Sunday, March 2, 2008

Surviving the CAA Conference Day 1 cont.

After lunch, I headed to the 12:30-2pm session. I really wanted to go listen to the Artists' Residencies/Worldwide Opportunities talk by Elizabeth Conner. As I intend to be a TA next Spring, I felt that I should attend Contemporary Perspectives on Art Teaching and Learning. This session, unlike the one I attended that morning, had speakers with interesting presentations. For me the most memorable was Arts Based Research and Visual Culture Inquiry: Critical Connections by Stephen Carpenter from Texas A&M University. Although A&M focuses on engineering, he is doing an amazing job of engaging students with intriguing projects. Examples of his students’ work include professional fashion photos with models wearing nooses as accessories (particularly charged imagery considering the Jasper, Texas events) and avatars built by students in Second Life. You can visit his blog discussing the later project here.

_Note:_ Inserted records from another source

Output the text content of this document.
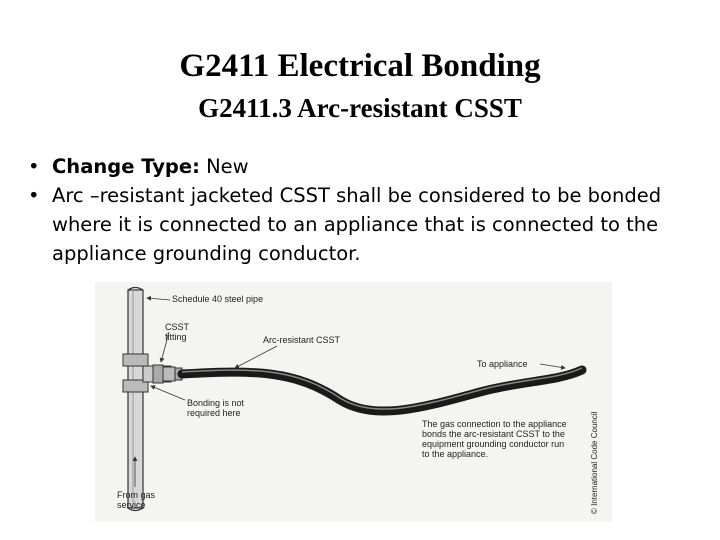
G2411 Electrical Bonding
G2411.3 Arc-resistant CSST
• Change Type: New
• Arc –resistant jacketed CSST shall be considered to be bonded where it is connected to an appliance that is connected to the appliance grounding conductor.
Schedule 40 steel pipe
CSST
fitting	Arc-resistant CSST
To appliance
Bonding is not
required here
The gas connection to the appliance
bonds the arc-resistant CSST to the
equipment grounding conductor run
to the appliance.
From gas
service	© International Code Council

I made it through an entire session and even had notes. Yeah! Feeling better about the conference I headed towards my next panel but was stopped in the main hall by my former co-workers from the Nasher, Jed and Stephen, later joined by Marin. After some catch-up they headed to the panel on the sculptor, Donald Judd, while I attended the session on Japonisme/Occidentalism. I especially liked The Construction of Continuity: Edmond de Goncourt’s Japonisme by Pamela Warner from the University of Rhode Island.
Edmond and Jules Goncourt in a box at the theatre lithograph by Paul Gavarni 1853

But once again, halfway through the third speaker, I left. Unlike earlier in the day, the speaker had an interesting topic but there was another panel I wanted to attend. By this time I was also becoming more comfortable with session hopping.

Next was Gestures of Resistance: Craft, Performance, and the Politics of Slowness. I’m not much into quilts, but Doing Time: Women, Hand-Spinning, and Quiltmaking in Lancaster County, Pennsylvania, 1800-1880 by Patricia Keller, McNeil Center from the University of Pennsylvania was surprisingly informative.

The above Lancaster quilt can be found at Rocky Mountain Quilts.

I had told the Nasher staff earlier that I was trying to stay away from sculpture talks in order to explore other areas I knew nothing about; thus forcing me to broaden my knowledge. With some exceptions, I adhered to this plan during the conference.

During the last portion of Gestures of Resistance, I sat next to UNT professor Annette Lawrence. I asked her if she would be attending the UNT reunion later that evening, but she had a prior engament. She does amazing work. Please check out her online gallery
here.

At the conclusion of the session, I went back to the student lounge to eat my dinner (I had brought enough for both lunch and dinner as I knew it would be a long day). Running into Zulma again, we compared notes on the days’ events.

I got directions from hotel staff and walked to the University of North Texas’ Dallas Campus on Houston Street. I was glad I attended as I had the opportunity to visit with a former sculpture classmate, Buster Graybill, now studying at UT Austin. He explained a piece with intertubes to me, but I had a hard time visualizing it until I saw the piece on Flickr .


I also got spoke with Ray Daniels, whom I took Drawing I from years ago. He still works for The Art Museum of Southeast Texas in Beaumont as their Curator of Exhibitions.

While chatting with staffers from the UNT Alumni Association, I met Darryl Baird, an instructor of photography at Michigan University’s Flint branch. I found this piece of work particularly haunting:Please check out more of his work
here.

I got caught up in a discussion with Darryl and didn’t make time to visit with Vincent Falsetta before he left.

Overall, Day 1 was good- though tiring- as I didn’t get home until around 10pm.